Télérama magazine will celebrate its sixtieth anniversary at Arles with more than 3,000 covers, evidencing its successive editors’ attention to creative quality.

The annual “Clicks and Classes” programme, produced in schools with the Ministry of Education.

The National School of Photography in Arles will show work by seven artists travelling through town and country, at Galerie Arena.

Le Méjan shows artists recently published by Actes Sud, and pays tribute to photo developer and printer Picto on its sixtieth anniversary, at Le Magasin Électrique.

The extended opening week means we can fit in more platform events with artists and curators.
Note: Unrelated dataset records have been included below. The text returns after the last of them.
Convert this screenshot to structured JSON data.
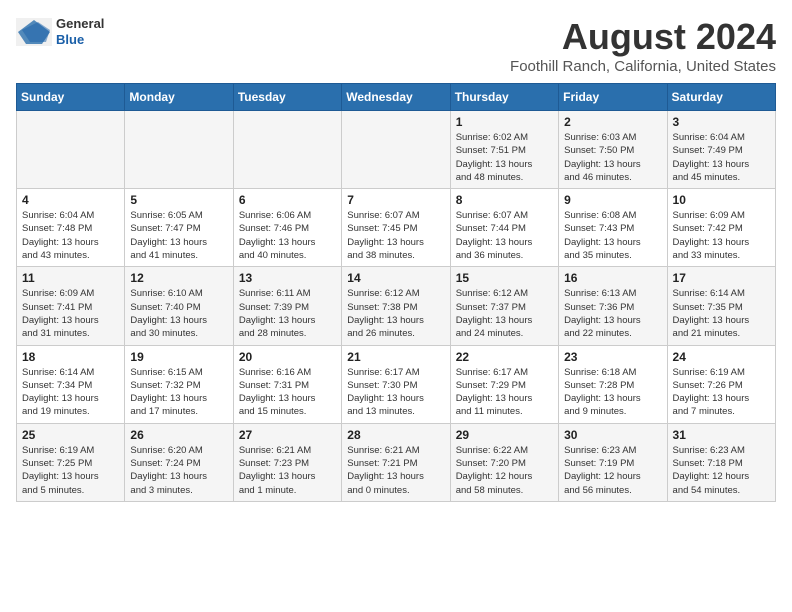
{
  "header": {
    "logo_line1": "General",
    "logo_line2": "Blue",
    "main_title": "August 2024",
    "subtitle": "Foothill Ranch, California, United States"
  },
  "days_of_week": [
    "Sunday",
    "Monday",
    "Tuesday",
    "Wednesday",
    "Thursday",
    "Friday",
    "Saturday"
  ],
  "weeks": [
    {
      "days": [
        {
          "number": "",
          "info": ""
        },
        {
          "number": "",
          "info": ""
        },
        {
          "number": "",
          "info": ""
        },
        {
          "number": "",
          "info": ""
        },
        {
          "number": "1",
          "info": "Sunrise: 6:02 AM\nSunset: 7:51 PM\nDaylight: 13 hours\nand 48 minutes."
        },
        {
          "number": "2",
          "info": "Sunrise: 6:03 AM\nSunset: 7:50 PM\nDaylight: 13 hours\nand 46 minutes."
        },
        {
          "number": "3",
          "info": "Sunrise: 6:04 AM\nSunset: 7:49 PM\nDaylight: 13 hours\nand 45 minutes."
        }
      ]
    },
    {
      "days": [
        {
          "number": "4",
          "info": "Sunrise: 6:04 AM\nSunset: 7:48 PM\nDaylight: 13 hours\nand 43 minutes."
        },
        {
          "number": "5",
          "info": "Sunrise: 6:05 AM\nSunset: 7:47 PM\nDaylight: 13 hours\nand 41 minutes."
        },
        {
          "number": "6",
          "info": "Sunrise: 6:06 AM\nSunset: 7:46 PM\nDaylight: 13 hours\nand 40 minutes."
        },
        {
          "number": "7",
          "info": "Sunrise: 6:07 AM\nSunset: 7:45 PM\nDaylight: 13 hours\nand 38 minutes."
        },
        {
          "number": "8",
          "info": "Sunrise: 6:07 AM\nSunset: 7:44 PM\nDaylight: 13 hours\nand 36 minutes."
        },
        {
          "number": "9",
          "info": "Sunrise: 6:08 AM\nSunset: 7:43 PM\nDaylight: 13 hours\nand 35 minutes."
        },
        {
          "number": "10",
          "info": "Sunrise: 6:09 AM\nSunset: 7:42 PM\nDaylight: 13 hours\nand 33 minutes."
        }
      ]
    },
    {
      "days": [
        {
          "number": "11",
          "info": "Sunrise: 6:09 AM\nSunset: 7:41 PM\nDaylight: 13 hours\nand 31 minutes."
        },
        {
          "number": "12",
          "info": "Sunrise: 6:10 AM\nSunset: 7:40 PM\nDaylight: 13 hours\nand 30 minutes."
        },
        {
          "number": "13",
          "info": "Sunrise: 6:11 AM\nSunset: 7:39 PM\nDaylight: 13 hours\nand 28 minutes."
        },
        {
          "number": "14",
          "info": "Sunrise: 6:12 AM\nSunset: 7:38 PM\nDaylight: 13 hours\nand 26 minutes."
        },
        {
          "number": "15",
          "info": "Sunrise: 6:12 AM\nSunset: 7:37 PM\nDaylight: 13 hours\nand 24 minutes."
        },
        {
          "number": "16",
          "info": "Sunrise: 6:13 AM\nSunset: 7:36 PM\nDaylight: 13 hours\nand 22 minutes."
        },
        {
          "number": "17",
          "info": "Sunrise: 6:14 AM\nSunset: 7:35 PM\nDaylight: 13 hours\nand 21 minutes."
        }
      ]
    },
    {
      "days": [
        {
          "number": "18",
          "info": "Sunrise: 6:14 AM\nSunset: 7:34 PM\nDaylight: 13 hours\nand 19 minutes."
        },
        {
          "number": "19",
          "info": "Sunrise: 6:15 AM\nSunset: 7:32 PM\nDaylight: 13 hours\nand 17 minutes."
        },
        {
          "number": "20",
          "info": "Sunrise: 6:16 AM\nSunset: 7:31 PM\nDaylight: 13 hours\nand 15 minutes."
        },
        {
          "number": "21",
          "info": "Sunrise: 6:17 AM\nSunset: 7:30 PM\nDaylight: 13 hours\nand 13 minutes."
        },
        {
          "number": "22",
          "info": "Sunrise: 6:17 AM\nSunset: 7:29 PM\nDaylight: 13 hours\nand 11 minutes."
        },
        {
          "number": "23",
          "info": "Sunrise: 6:18 AM\nSunset: 7:28 PM\nDaylight: 13 hours\nand 9 minutes."
        },
        {
          "number": "24",
          "info": "Sunrise: 6:19 AM\nSunset: 7:26 PM\nDaylight: 13 hours\nand 7 minutes."
        }
      ]
    },
    {
      "days": [
        {
          "number": "25",
          "info": "Sunrise: 6:19 AM\nSunset: 7:25 PM\nDaylight: 13 hours\nand 5 minutes."
        },
        {
          "number": "26",
          "info": "Sunrise: 6:20 AM\nSunset: 7:24 PM\nDaylight: 13 hours\nand 3 minutes."
        },
        {
          "number": "27",
          "info": "Sunrise: 6:21 AM\nSunset: 7:23 PM\nDaylight: 13 hours\nand 1 minute."
        },
        {
          "number": "28",
          "info": "Sunrise: 6:21 AM\nSunset: 7:21 PM\nDaylight: 13 hours\nand 0 minutes."
        },
        {
          "number": "29",
          "info": "Sunrise: 6:22 AM\nSunset: 7:20 PM\nDaylight: 12 hours\nand 58 minutes."
        },
        {
          "number": "30",
          "info": "Sunrise: 6:23 AM\nSunset: 7:19 PM\nDaylight: 12 hours\nand 56 minutes."
        },
        {
          "number": "31",
          "info": "Sunrise: 6:23 AM\nSunset: 7:18 PM\nDaylight: 12 hours\nand 54 minutes."
        }
      ]
    }
  ]
}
A colloquium, coorganised with Connaissance des Arts and featuring experts from many different backgrounds, will ask whether the photography/contemporary art distinction still makes sense.

The Night of the Year returns to the city centre; there will be more workshops, with higher capacity; the Photo Folio Review will run throughout the opening fortnight; and “Back to School in Images” will welcome nearly 10,000 young visitors and their teachers, thanks to the week-long festival extension in September.

Lastly, because the Rencontres are in their own way a medium, an exhibition based on a report by France’s Inspector- General of Prisons, showing that the French penitentiary system does not promote re-integration, invites spectators to escape their preconceptions.

I wish to thank the creators, curators and collectors who have worked so hard to prepare this edition with the Rencontres team, whose enthusiasm and dedication can never be overstated. Their efforts are backed by the precious loyalty, despite the economic crisis, of our public and private partners.

Together they propose an array of viewpoints – aesthetic perspectives that are in turn serious, contradictory, unexpected, exhilarating, and abundant. They add up to a programme that’s heavy duty and razor sharp, like this year’s rhinoceros mascot, for the pleasure of our artists and visitors.